Blog Post #3: Cooperative Learning Strategies

Cooperative learning is a learning and teaching style that contrasts greatly with the traditional direct instruction model. In direct instruction, the teacher generally does an example for the class, then with the class, and finally the students try it on their own (I do, we do, you do). In cooperative learning it's generally the students starting the problem, working it out together, with the teacher providing closure where students present ideas as well as allow opportunities to connect the ideas and add in academic vocabulary. According to my review of the research, fewer students can access the content using direct instruction and usually forget it quickly. Cooperative learning allows for opportunities for productive struggle where students feel safe to make mistakes in a safe environment, and learn from those mistakes with explanations from their peers and teacher.

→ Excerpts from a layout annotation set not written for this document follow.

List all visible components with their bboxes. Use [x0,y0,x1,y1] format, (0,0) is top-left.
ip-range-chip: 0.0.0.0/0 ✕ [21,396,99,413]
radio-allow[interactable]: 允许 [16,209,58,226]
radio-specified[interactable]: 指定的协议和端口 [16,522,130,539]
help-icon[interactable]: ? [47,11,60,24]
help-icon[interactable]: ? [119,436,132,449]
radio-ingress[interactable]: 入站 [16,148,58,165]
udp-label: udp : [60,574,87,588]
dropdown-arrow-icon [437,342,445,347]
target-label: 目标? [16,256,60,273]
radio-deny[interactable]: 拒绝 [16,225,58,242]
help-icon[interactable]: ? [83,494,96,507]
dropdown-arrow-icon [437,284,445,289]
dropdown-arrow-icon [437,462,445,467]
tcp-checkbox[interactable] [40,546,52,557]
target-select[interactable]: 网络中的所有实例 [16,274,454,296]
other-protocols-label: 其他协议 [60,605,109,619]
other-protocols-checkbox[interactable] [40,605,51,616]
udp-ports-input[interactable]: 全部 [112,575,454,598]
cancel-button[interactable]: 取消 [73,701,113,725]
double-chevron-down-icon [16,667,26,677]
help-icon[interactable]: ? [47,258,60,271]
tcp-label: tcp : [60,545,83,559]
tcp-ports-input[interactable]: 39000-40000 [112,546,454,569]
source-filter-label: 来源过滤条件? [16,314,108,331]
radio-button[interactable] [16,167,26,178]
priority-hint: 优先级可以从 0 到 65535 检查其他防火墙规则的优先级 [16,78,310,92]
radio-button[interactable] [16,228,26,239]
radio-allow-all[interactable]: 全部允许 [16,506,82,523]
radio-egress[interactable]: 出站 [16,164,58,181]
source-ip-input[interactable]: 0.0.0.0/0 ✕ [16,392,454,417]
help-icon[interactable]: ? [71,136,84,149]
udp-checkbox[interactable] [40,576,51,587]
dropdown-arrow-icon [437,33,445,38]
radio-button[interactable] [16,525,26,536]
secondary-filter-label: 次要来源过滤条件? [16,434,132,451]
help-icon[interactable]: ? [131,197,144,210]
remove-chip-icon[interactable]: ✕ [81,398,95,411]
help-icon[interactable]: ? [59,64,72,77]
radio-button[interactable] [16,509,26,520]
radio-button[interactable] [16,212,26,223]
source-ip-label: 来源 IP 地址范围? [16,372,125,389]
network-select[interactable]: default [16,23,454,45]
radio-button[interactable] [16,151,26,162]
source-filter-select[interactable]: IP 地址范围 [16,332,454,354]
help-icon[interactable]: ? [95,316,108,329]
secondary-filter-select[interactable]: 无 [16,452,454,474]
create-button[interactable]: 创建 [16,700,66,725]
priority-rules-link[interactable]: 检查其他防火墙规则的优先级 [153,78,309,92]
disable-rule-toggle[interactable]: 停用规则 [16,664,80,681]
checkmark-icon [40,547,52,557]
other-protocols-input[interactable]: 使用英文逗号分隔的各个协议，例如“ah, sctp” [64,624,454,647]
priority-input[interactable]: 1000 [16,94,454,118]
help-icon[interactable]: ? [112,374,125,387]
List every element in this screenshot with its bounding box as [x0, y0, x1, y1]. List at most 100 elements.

Group work takes commitment. For many teachers and myself, it is difficult at the beginning. You want to fight the urge of giving up control. This is precisely though how the students have time to try out ideas, listen to each other, and gain confidence amongst their peers and the whole class. It can and will be frustrating at times. Remember: we aren't all naturally great at group work. I had to teach my accelerated class the word "tact" after dropping my jaw at what they were saying to each other and/or how they were saying it. Students knew I was serious about talking to each other "tactfully," which is explaining or disagreeing with someone without hurting their feelings or making them feel dumb. It takes practice, and with the following suggestions of establishing study team norms and using study team support strategies, your students will improve and you will see positive results.

Each year I introduce the study team norms and reinforce them with participation quizzes (I'll expand on those later). I basically use no talking outside your team, keep the conversations on math (realistically 90% of time), asking questions not giving answers, the team is not done until everyone's done, don't work ahead, keeping desk clear of clutter, justifying your answer, asking your team before the teacher, and more. A colleague of mine, Aristotle Ou, developed the study team norms with each class. This idea was suggested to him by the Week of Inspirational Math on youcubed.org by having students finish two statements: "When working in groups I like when... and I don't like when..." The list is phenomenal with gems like "I don't like when people are off topic, give up, say the answer before you tried it, etc."

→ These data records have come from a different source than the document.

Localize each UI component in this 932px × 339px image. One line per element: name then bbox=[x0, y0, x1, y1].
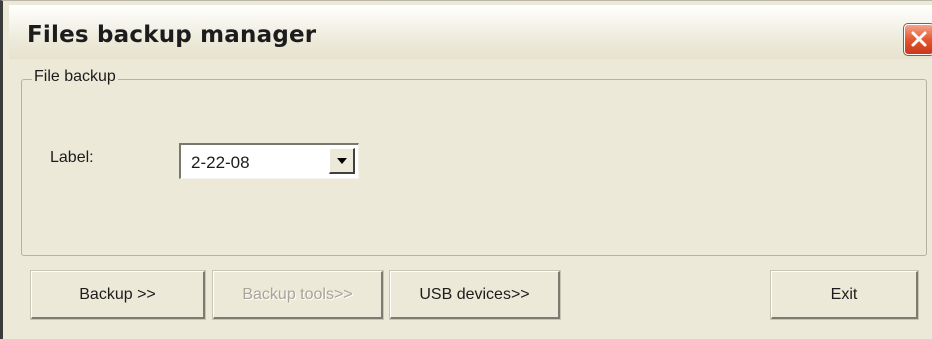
backup-button[interactable]: Backup >> bbox=[30, 270, 206, 320]
label-dropdown[interactable]: 2-22-08 bbox=[179, 143, 359, 179]
exit-button[interactable]: Exit bbox=[770, 270, 919, 320]
close-icon bbox=[911, 31, 927, 47]
title-bar[interactable]: Files backup manager bbox=[9, 5, 932, 59]
usb-devices-button[interactable]: USB devices>> bbox=[389, 270, 561, 320]
group-legend: File backup bbox=[32, 68, 118, 86]
file-backup-group bbox=[21, 79, 927, 256]
chevron-down-icon bbox=[337, 158, 347, 164]
close-button[interactable] bbox=[903, 23, 932, 56]
backup-manager-window: Files backup manager File backup Label: … bbox=[0, 0, 932, 339]
dropdown-arrow-button[interactable] bbox=[329, 148, 355, 174]
backup-tools-button[interactable]: Backup tools>> bbox=[212, 270, 384, 320]
label-dropdown-value: 2-22-08 bbox=[191, 153, 250, 172]
window-title: Files backup manager bbox=[27, 22, 317, 48]
label-caption: Label: bbox=[50, 149, 94, 166]
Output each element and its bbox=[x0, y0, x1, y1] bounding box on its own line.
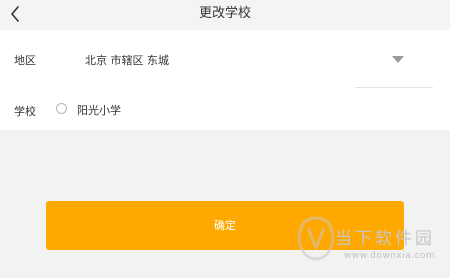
page-title: 更改学校 bbox=[198, 6, 251, 21]
downxia-logo bbox=[297, 216, 335, 261]
school-radio-button[interactable] bbox=[56, 103, 67, 114]
field-divider bbox=[355, 87, 433, 88]
chevron-left-icon bbox=[11, 6, 19, 22]
watermark-url: www.downxia.com bbox=[344, 251, 436, 261]
region-select-value[interactable]: 北京 市辖区 东城 bbox=[85, 52, 169, 68]
school-option-label[interactable]: 阳光小学 bbox=[77, 102, 121, 118]
back-button[interactable] bbox=[4, 2, 26, 26]
region-label: 地区 bbox=[14, 54, 36, 67]
school-form: 地区 北京 市辖区 东城 学校 阳光小学 bbox=[0, 30, 450, 130]
top-bar: 更改学校 bbox=[0, 0, 450, 30]
school-label: 学校 bbox=[14, 105, 36, 118]
watermark-text: 当下软件园 bbox=[335, 229, 435, 249]
triangle-down-icon[interactable] bbox=[392, 56, 404, 63]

One of the most important and effective study team strategies suggested by CPM (College Preparatory Math) is the participation quiz. Basically, you put a grid on the board and/or your clipboard of the group seating arrangements. Before they start the lesson, you could highlight one of the study team norms you will be looking out for especially. Then you update the board as the lesson progresses with positive and negative quotes that are evidence of sharing ideas, critiquing ideas, and checking if teammates understand it. They love getting the instant feedback, and are not distracted by it. Sometimes they even read off the study team role cards I have at their desk a suggested question, which I am OK with.

Another strategy I've used is called red light green light. In the example linked, students worked on three situations where they had to analyze if they were proportional or not and justify with a table, a graph, and an explanation. Then a representative from their group goes up to the board, checks the answer. If they are wrong, that's a red light to stop, and discuss the mistake with their group and fix it. Then they have the green light. If they got it right the first time, green light. This sounds like a simple strategy, but students are motivated when they don't need the teacher to confirm whether they are right or not and empower students to be responsible for their own learning.

A partner and group strategy that I also like is called Rally Coach or Pairs Check. Students work on a problem in a pair. The catch is, one person is talking and explaining the problem while the other is writing and saying nothing. Then they switch roles if the writer disagrees. Then the pairs check with the pair across the table from them to see if they got the same answer. This strategy increases accountability for students that hide in a group of 4.

The final strategy I'd like to share is called Hot Potato. A group of 4 has 1 piece of paper, and each student has a different colored pencil. They then do one step of a problem, then pass the paper on to the next person, who completes a step, and so on. This strategy is effective because students actually lean in and watch what a person contributes to a step. I also can look at a paper and instantly see if everyone is contributing.

How have you gotten students to work efficiently in groups?